Populismus bezieht seine Existenzgrundlage aus der Demokratie. Die Gefahr von Populismus besteht aber widersprüchlicher Weise darin, dass Demokratie und ihre Werte untergraben werden. Die Volksnähe gilt nur einer bestimmten Gruppe innerhalb der Gesellschaft. Diese Gruppe wird als repräsentativ für die Gesellschaft erkoren. Andere Gruppen werden marginalisiert. In der Diskussionsrunde einer Ostschweizer Fernsehsendung bestätigt ein junger Politiker, dass er Burkaträgerinnen vor einer Filiale eines bestimmten Discounters sehen konnte und rundet seine Aussage mit einem hämischen Lachen ab. Die Marginalisierung wird hier augenscheinlich. Ironischerweise werden aber genau diese Personen marginalisiert, für dessen Emanzipation das Gesetz, welches er verteidigt, eintreten soll. Gleichermassen korrigiert der gleiche Amtsträger, dass ein Fokus auf muslimische Frauen in der Diskussion nicht angebracht sei. Eine sehr gemässigte Aussage für einen Abkömmling einer Partei die aus «Nachtrag zum Übertretungsstrafgesetz» das «Burkaverbot» gemacht hat. Doch genau diese Zwiespältigkeit erweckt Hoffnung. Zeigt sie, dass die Wählerinnen und Wähler der Demokratie doch nicht so müde sind und auf nicht blind auf simplifizierte Argumente vertrauen? Bedeutet es, dass unsere Gesellschaft noch nicht bereit ist, Randgruppen zu diskriminieren um Ihre eigene Identität zu festigen?
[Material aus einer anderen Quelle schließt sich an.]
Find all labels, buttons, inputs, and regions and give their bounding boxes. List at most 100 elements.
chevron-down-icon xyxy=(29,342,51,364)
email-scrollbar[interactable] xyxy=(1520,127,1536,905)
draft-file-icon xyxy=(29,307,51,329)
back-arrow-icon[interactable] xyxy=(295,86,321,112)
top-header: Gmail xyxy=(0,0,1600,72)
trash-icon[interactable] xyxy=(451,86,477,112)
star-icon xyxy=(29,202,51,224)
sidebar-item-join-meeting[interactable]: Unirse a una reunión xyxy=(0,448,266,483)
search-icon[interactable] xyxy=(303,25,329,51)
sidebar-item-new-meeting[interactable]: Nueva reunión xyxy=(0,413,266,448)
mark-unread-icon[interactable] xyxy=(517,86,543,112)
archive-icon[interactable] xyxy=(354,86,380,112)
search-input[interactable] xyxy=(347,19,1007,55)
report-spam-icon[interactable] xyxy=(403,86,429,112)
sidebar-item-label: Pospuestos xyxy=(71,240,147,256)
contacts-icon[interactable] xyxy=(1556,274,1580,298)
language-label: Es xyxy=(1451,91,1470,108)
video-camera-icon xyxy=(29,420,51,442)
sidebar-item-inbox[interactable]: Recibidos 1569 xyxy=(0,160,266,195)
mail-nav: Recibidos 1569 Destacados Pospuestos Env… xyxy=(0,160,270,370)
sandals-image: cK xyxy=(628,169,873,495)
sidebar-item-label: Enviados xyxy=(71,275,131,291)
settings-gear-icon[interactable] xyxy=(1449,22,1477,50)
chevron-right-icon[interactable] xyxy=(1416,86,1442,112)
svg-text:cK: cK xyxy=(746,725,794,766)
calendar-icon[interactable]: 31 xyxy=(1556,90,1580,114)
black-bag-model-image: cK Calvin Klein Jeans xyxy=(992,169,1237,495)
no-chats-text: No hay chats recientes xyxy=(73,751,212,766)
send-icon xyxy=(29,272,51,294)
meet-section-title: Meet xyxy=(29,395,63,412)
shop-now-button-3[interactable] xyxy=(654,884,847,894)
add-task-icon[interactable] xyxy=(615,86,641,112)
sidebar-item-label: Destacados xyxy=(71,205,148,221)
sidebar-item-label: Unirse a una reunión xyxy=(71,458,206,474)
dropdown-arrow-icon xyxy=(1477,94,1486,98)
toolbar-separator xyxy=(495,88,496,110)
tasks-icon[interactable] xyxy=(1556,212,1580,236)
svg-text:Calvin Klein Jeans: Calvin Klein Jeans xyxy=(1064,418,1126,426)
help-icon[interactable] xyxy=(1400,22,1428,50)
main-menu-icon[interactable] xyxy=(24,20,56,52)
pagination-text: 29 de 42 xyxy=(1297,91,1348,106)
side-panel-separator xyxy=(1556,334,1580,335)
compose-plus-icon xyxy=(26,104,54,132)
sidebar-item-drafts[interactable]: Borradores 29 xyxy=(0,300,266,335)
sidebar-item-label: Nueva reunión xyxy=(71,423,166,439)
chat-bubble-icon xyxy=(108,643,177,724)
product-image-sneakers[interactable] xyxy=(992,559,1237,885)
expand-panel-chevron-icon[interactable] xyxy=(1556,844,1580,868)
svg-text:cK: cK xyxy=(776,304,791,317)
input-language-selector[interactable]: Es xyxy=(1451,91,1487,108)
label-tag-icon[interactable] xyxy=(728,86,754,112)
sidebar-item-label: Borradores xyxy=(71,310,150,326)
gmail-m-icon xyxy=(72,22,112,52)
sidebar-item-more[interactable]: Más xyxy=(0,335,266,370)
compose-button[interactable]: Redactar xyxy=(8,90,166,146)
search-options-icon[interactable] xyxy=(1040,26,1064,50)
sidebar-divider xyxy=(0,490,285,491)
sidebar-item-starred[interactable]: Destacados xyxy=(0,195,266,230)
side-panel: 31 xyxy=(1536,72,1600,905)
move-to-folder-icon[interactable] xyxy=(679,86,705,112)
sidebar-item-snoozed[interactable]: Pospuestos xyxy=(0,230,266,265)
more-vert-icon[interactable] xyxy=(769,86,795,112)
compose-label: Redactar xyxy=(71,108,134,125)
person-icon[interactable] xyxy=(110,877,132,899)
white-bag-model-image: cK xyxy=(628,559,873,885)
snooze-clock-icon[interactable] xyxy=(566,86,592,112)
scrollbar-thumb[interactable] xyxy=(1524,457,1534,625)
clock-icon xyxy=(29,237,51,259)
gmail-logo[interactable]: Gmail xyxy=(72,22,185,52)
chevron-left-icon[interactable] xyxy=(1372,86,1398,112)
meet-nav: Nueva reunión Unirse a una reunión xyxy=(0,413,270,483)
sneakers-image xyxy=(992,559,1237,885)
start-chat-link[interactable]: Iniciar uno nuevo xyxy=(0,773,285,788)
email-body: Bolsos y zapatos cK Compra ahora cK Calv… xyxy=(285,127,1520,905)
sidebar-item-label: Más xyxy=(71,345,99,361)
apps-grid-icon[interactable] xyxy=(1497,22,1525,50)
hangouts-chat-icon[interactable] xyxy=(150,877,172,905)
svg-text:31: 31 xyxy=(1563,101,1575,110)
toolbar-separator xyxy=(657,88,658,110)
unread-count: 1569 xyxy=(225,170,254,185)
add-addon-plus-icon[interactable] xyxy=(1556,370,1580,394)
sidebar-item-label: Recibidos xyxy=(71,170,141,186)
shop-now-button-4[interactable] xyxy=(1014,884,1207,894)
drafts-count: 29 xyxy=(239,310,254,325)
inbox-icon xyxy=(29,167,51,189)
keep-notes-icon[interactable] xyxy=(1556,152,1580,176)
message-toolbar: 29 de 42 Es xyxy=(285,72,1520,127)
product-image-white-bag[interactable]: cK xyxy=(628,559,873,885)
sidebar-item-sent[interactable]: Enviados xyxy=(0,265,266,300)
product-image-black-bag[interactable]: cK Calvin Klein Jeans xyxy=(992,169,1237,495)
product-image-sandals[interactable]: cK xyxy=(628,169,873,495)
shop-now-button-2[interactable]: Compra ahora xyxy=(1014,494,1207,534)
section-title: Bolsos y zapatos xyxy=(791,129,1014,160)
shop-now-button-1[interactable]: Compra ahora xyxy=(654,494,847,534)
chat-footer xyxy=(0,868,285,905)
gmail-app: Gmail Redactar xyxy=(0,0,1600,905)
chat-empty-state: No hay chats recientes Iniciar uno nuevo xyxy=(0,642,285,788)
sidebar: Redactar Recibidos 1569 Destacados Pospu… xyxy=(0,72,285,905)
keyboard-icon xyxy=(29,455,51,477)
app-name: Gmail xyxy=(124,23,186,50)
Der konkrete Vollzug des angenommenen Gesetzes muss noch geklärt werden. Gegner haben im Vorfeld die Umsetzbarkeit und die Willkür im Vollzug angekreidet. Klar ist, dass einfache, populistische Lösungen in einer komplexen Gesellschaft nur selten kompromisslose Verbesserungen bringen können. Die Zukunft wird zeigen, ob in St. Gallen doch noch ein Hauch südliches Klima vorherrschen wird.